Приближалось 70-летие Сталина. Он знал, какая суета идет в Политбюро, на других, более низких этажах власти. Но его это уже мало занимало. Он, казалось, пресытился славой, но не пресытился властью. Вызвал Маленкова и предупредил:
— Не вздумайте там опять осчастливить меня "Звездой”!
— Но, товарищ Сталин, такой юбилей… Народ не поймет…
— Не ссылайтесь на народ… Я не намерен препираться… Никакого своеволия! Вы меня поняли?
— Конечно, товарищ Сталин, но члены Политбюро считают…
Сталин перебил Маленкова, давая понять, что тема исчерпана, и приказал принести сценарий его чествования, который намечалось провести в Большом театре. А о "Звезде” он заговорил не случайно.
После Парады Победы и приема в честь командующих фронтами в июне 1945 года группа маршалов обратилась к Молотову и Маленкову с предложением отметить "исключительный вклад вождя” самой высокой наградой Отечества — присвоением звания Героя Советского Союза.
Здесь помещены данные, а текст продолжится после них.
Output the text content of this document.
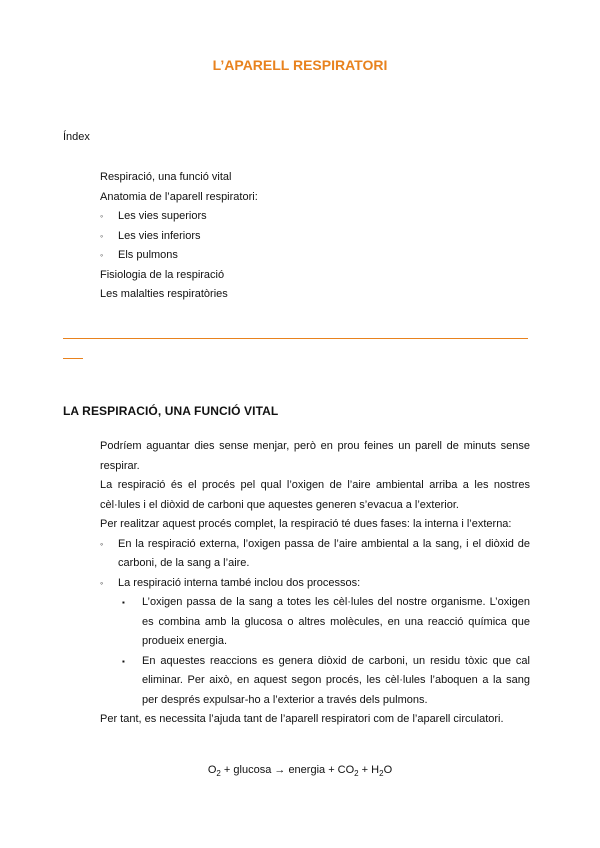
L’APARELL RESPIRATORI
Índex
Respiració, una funció vital
Anatomia de l’aparell respiratori:
◦ Les vies superiors
◦ Les vies inferiors
◦ Els pulmons
Fisiologia de la respiració
Les malalties respiratòries
LA RESPIRACIÓ, UNA FUNCIÓ VITAL

Podríem aguantar dies sense menjar, però en prou feines un parell de minuts sense respirar.

La respiració és el procés pel qual l’oxigen de l’aire ambiental arriba a les nostres cèl·lules i el diòxid de carboni que aquestes generen s’evacua a l’exterior.

Per realitzar aquest procés complet, la respiració té dues fases: la interna i l’externa:

◦ En la respiració externa, l’oxigen passa de l’aire ambiental a la sang, i el diòxid de carboni, de la sang a l’aire.
◦ La respiració interna també inclou dos processos:
▪ L’oxigen passa de la sang a totes les cèl·lules del nostre organisme. L’oxigen es combina amb la glucosa o altres molècules, en una reacció química que produeix energia.
▪ En aquestes reaccions es genera diòxid de carboni, un residu tòxic que cal eliminar. Per això, en aquest segon procés, les cèl·lules l’aboquen a la sang per després expulsar-ho a l’exterior a través dels pulmons.

Per tant, es necessita l’ajuda tant de l’aparell respiratori com de l’aparell circulatori.

$O_2 + glucosa$ → energia + $CO_2 + H_2O$
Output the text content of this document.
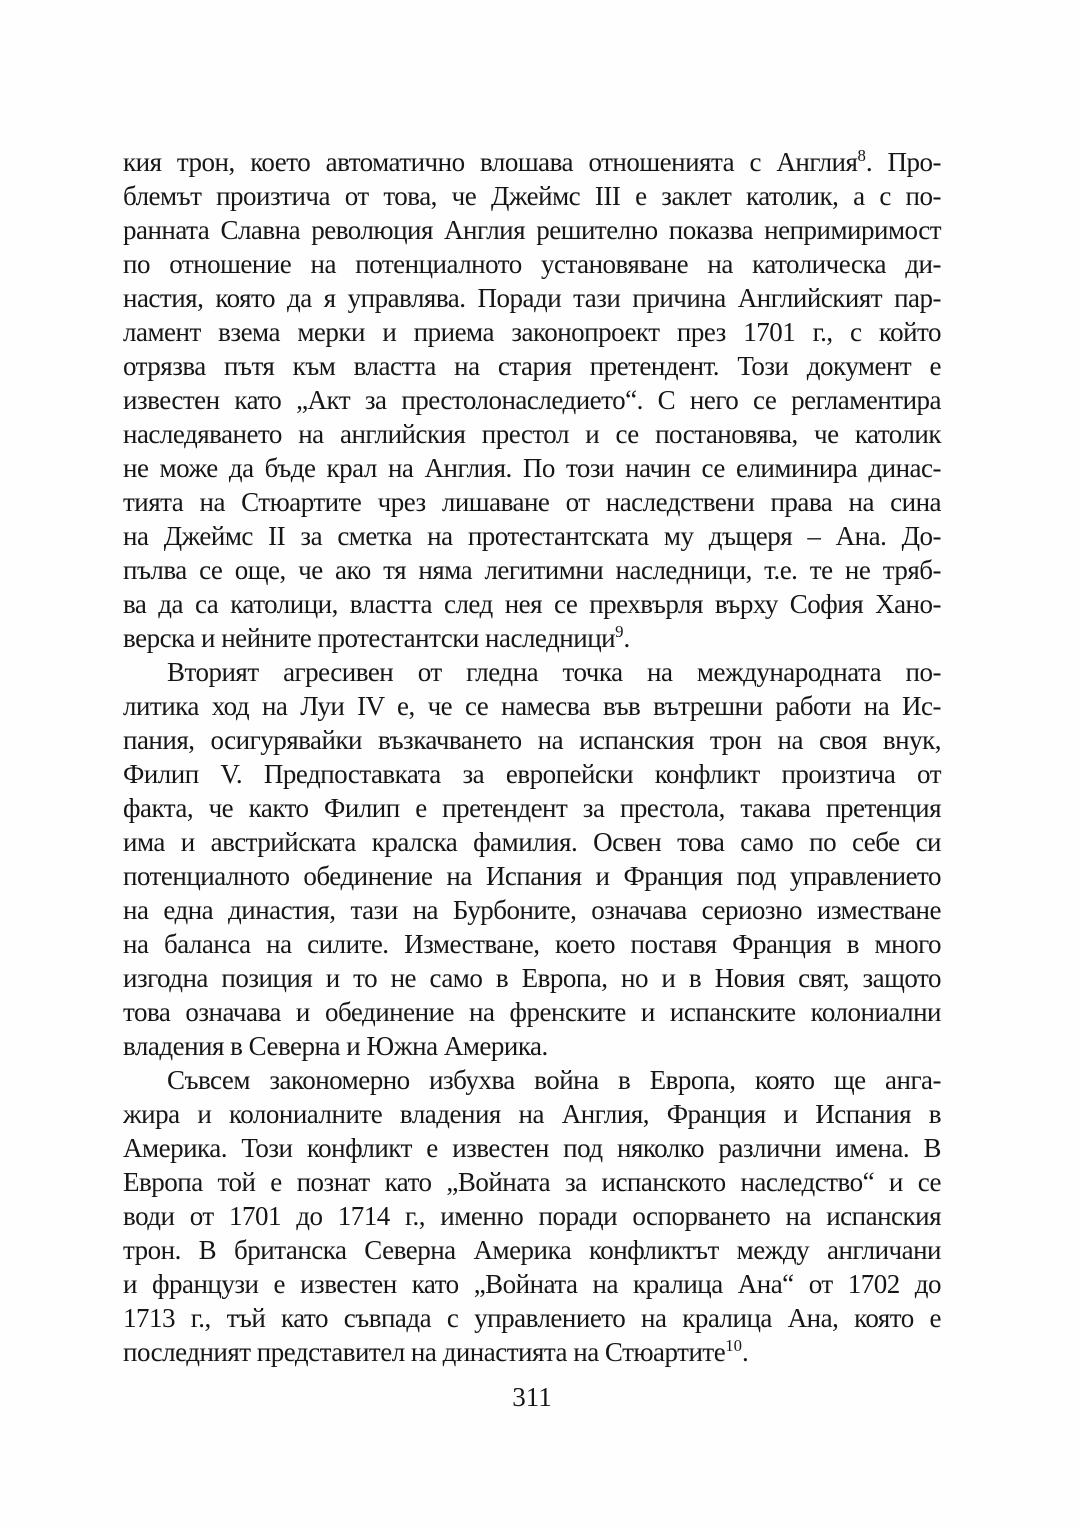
кия трон, което автоматично влошава отношенията с Англия$^8$. Про-
блемът произтича от това, че Джеймс III е заклет католик, а с по-
ранната Славна революция Англия решително показва непримиримост
по отношение на потенциалното установяване на католическа ди-
настия, която да я управлява. Поради тази причина Английският пар-
ламент взема мерки и приема законопроект през 1701 г., с който
отрязва пътя към властта на стария претендент. Този документ е
известен като „Акт за престолонаследието“. С него се регламентира
наследяването на английския престол и се постановява, че католик
не може да бъде крал на Англия. По този начин се елиминира динас-
тията на Стюартите чрез лишаване от наследствени права на сина
на Джеймс II за сметка на протестантската му дъщеря – Ана. До-
пълва се още, че ако тя няма легитимни наследници, т.е. те не тряб-
ва да са католици, властта след нея се прехвърля върху София Хано-
верска и нейните протестантски наследници$^9$.
Вторият агресивен от гледна точка на международната по-
литика ход на Луи IV е, че се намесва във вътрешни работи на Ис-
пания, осигурявайки възкачването на испанския трон на своя внук,
Филип V. Предпоставката за европейски конфликт произтича от
факта, че както Филип е претендент за престола, такава претенция
има и австрийската кралска фамилия. Освен това само по себе си
потенциалното обединение на Испания и Франция под управлението
на една династия, тази на Бурбоните, означава сериозно изместване
на баланса на силите. Изместване, което поставя Франция в много
изгодна позиция и то не само в Европа, но и в Новия свят, защото
това означава и обединение на френските и испанските колониални
владения в Северна и Южна Америка.
Съвсем закономерно избухва война в Европа, която ще анга-
жира и колониалните владения на Англия, Франция и Испания в
Америка. Този конфликт е известен под няколко различни имена. В
Европа той е познат като „Войната за испанското наследство“ и се
води от 1701 до 1714 г., именно поради оспорването на испанския
трон. В британска Северна Америка конфликтът между англичани
и французи е известен като „Войната на кралица Ана“ от 1702 до
1713 г., тъй като съвпада с управлението на кралица Ана, която е
последният представител на династията на Стюартите$^{10}$.
311
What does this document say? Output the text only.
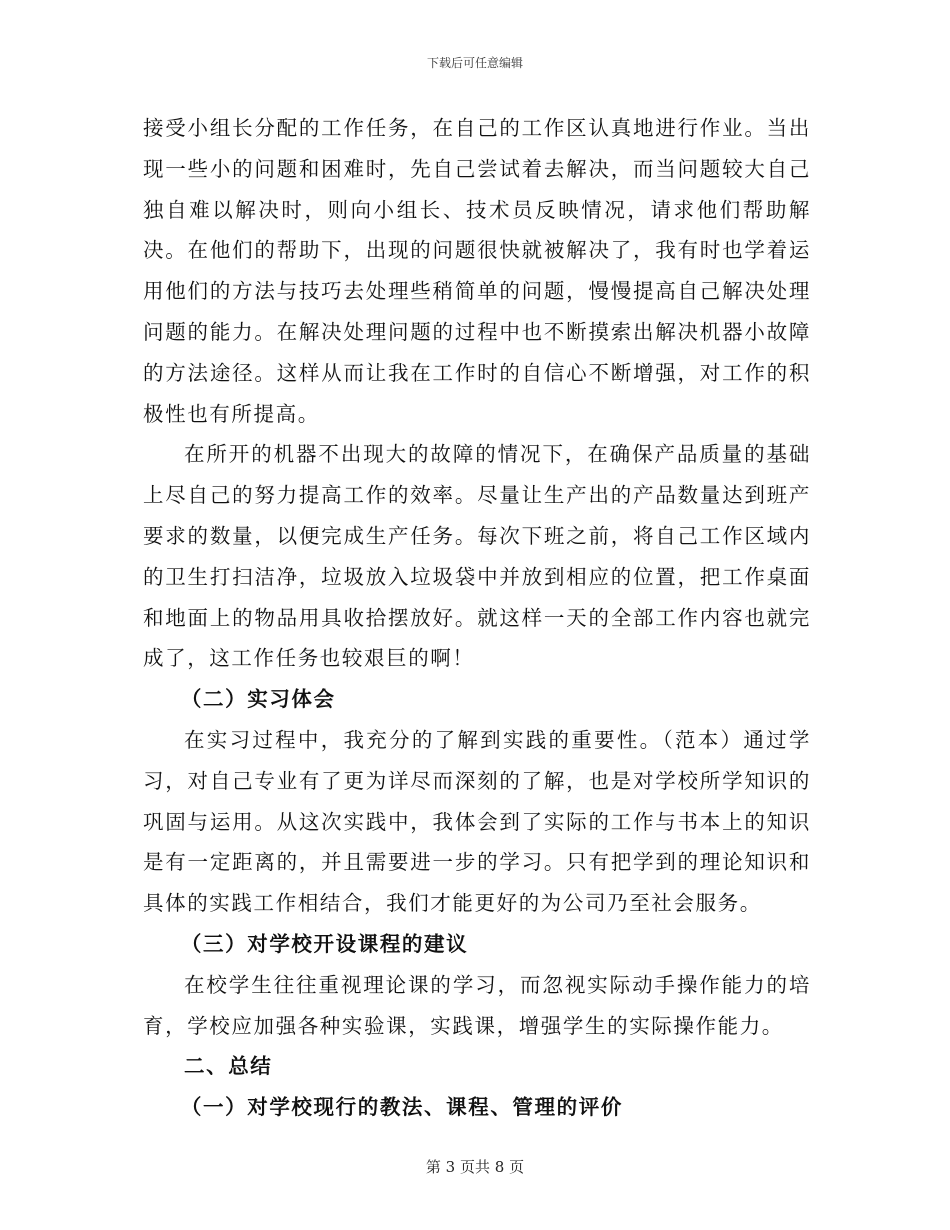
下载后可任意编辑

接受小组长分配的工作任务，在自己的工作区认真地进行作业。当出现一些小的问题和困难时，先自己尝试着去解决，而当问题较大自己独自难以解决时，则向小组长、技术员反映情况，请求他们帮助解决。在他们的帮助下，出现的问题很快就被解决了，我有时也学着运用他们的方法与技巧去处理些稍简单的问题，慢慢提高自己解决处理问题的能力。在解决处理问题的过程中也不断摸索出解决机器小故障的方法途径。这样从而让我在工作时的自信心不断增强，对工作的积极性也有所提高。

在所开的机器不出现大的故障的情况下，在确保产品质量的基础上尽自己的努力提高工作的效率。尽量让生产出的产品数量达到班产要求的数量，以便完成生产任务。每次下班之前，将自己工作区域内的卫生打扫洁净，垃圾放入垃圾袋中并放到相应的位置，把工作桌面和地面上的物品用具收拾摆放好。就这样一天的全部工作内容也就完成了，这工作任务也较艰巨的啊！

（二）实习体会

在实习过程中，我充分的了解到实践的重要性。（范本）通过学习，对自己专业有了更为详尽而深刻的了解，也是对学校所学知识的巩固与运用。从这次实践中，我体会到了实际的工作与书本上的知识是有一定距离的，并且需要进一步的学习。只有把学到的理论知识和具体的实践工作相结合，我们才能更好的为公司乃至社会服务。

（三）对学校开设课程的建议

在校学生往往重视理论课的学习，而忽视实际动手操作能力的培育，学校应加强各种实验课，实践课，增强学生的实际操作能力。

二、总结

（一）对学校现行的教法、课程、管理的评价

第 3 页共 8 页
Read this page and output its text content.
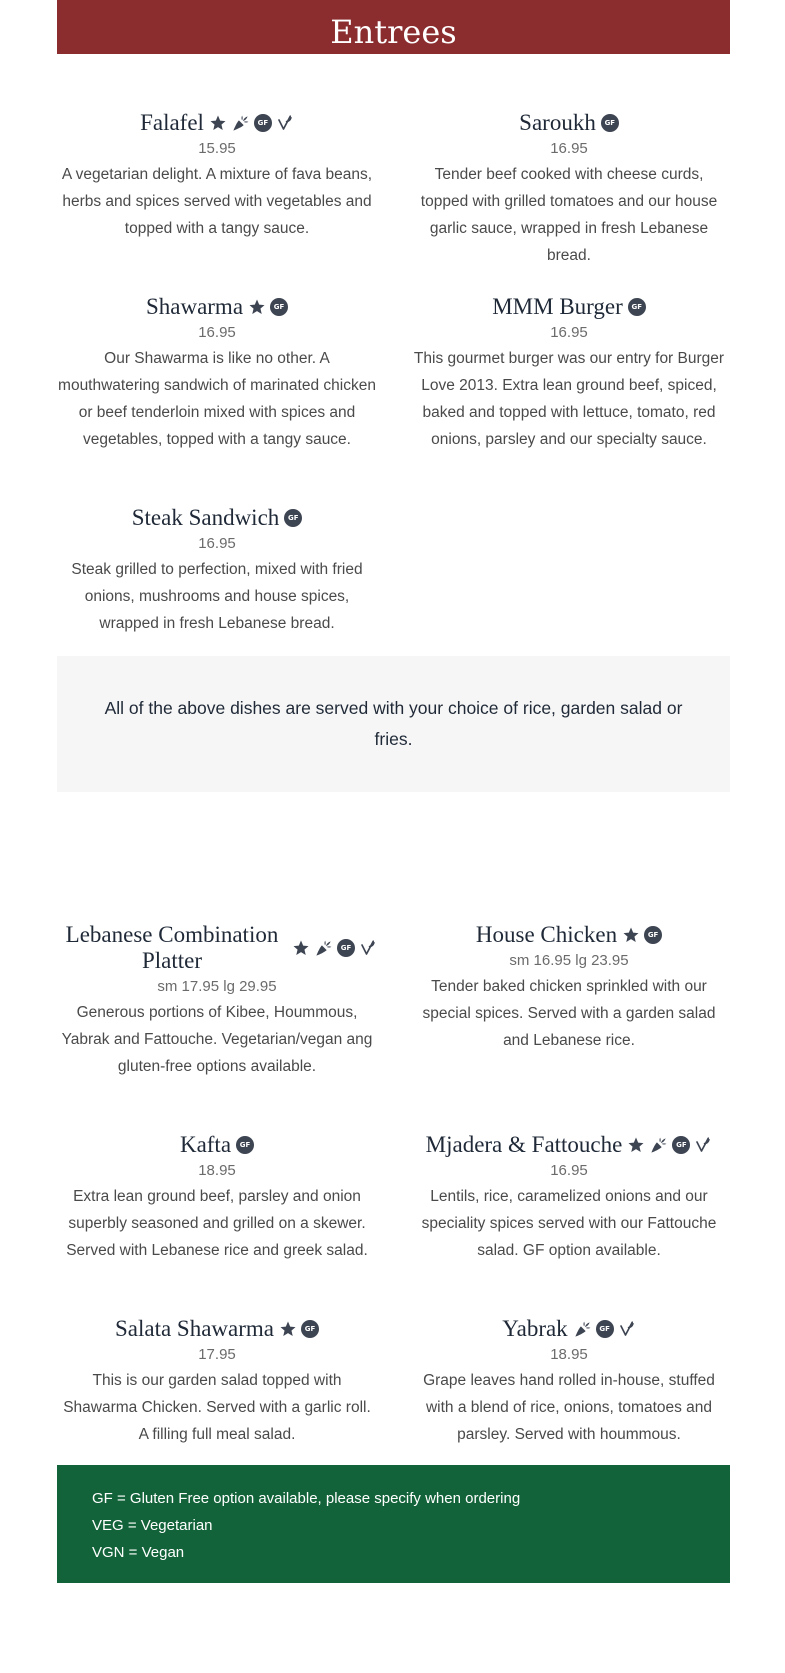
Entrees
Falafel	GF
15.95
A vegetarian delight. A mixture of fava beans, herbs and spices served with vegetables and topped with a tangy sauce.
Saroukh	GF
16.95
Tender beef cooked with cheese curds, topped with grilled tomatoes and our house garlic sauce, wrapped in fresh Lebanese bread.
Shawarma	GF
16.95
Our Shawarma is like no other. A mouthwatering sandwich of marinated chicken or beef tenderloin mixed with spices and vegetables, topped with a tangy sauce.
MMM Burger	GF
16.95
This gourmet burger was our entry for Burger Love 2013. Extra lean ground beef, spiced, baked and topped with lettuce, tomato, red onions, parsley and our specialty sauce.
Steak Sandwich	GF
16.95
Steak grilled to perfection, mixed with fried onions, mushrooms and house spices, wrapped in fresh Lebanese bread.
All of the above dishes are served with your choice of rice, garden salad or fries.
Lebanese Combination Platter	GF
sm 17.95 lg 29.95
Generous portions of Kibee, Hoummous, Yabrak and Fattouche. Vegetarian/vegan ang gluten-free options available.
House Chicken	GF
sm 16.95 lg 23.95
Tender baked chicken sprinkled with our special spices. Served with a garden salad and Lebanese rice.
Kafta	GF
18.95
Extra lean ground beef, parsley and onion superbly seasoned and grilled on a skewer. Served with Lebanese rice and greek salad.
Mjadera & Fattouche	GF
16.95
Lentils, rice, caramelized onions and our speciality spices served with our Fattouche salad. GF option available.
Salata Shawarma	GF
17.95
This is our garden salad topped with Shawarma Chicken. Served with a garlic roll. A filling full meal salad.
Yabrak	GF
18.95
Grape leaves hand rolled in-house, stuffed with a blend of rice, onions, tomatoes and parsley. Served with hoummous.
GF = Gluten Free option available, please specify when ordering
VEG = Vegetarian
VGN = Vegan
При этом обращавшиеся учли, что в связи с 60-летием Сталину было присвоено звание Героя Социалистического Труда, а в годы войны он был награжден тремя орденами — орденом "Победа” № 3 (ордена № 1 и № 2 были вручены ранее маршалам Г.К. Жукову и Ф.И. Толбухину), орденом Суворова I степени, орденом Красного Знамени. Причем этим орденом он был награжден, как отмечалось в Указе, за "выслугу лет в Красной Армии”.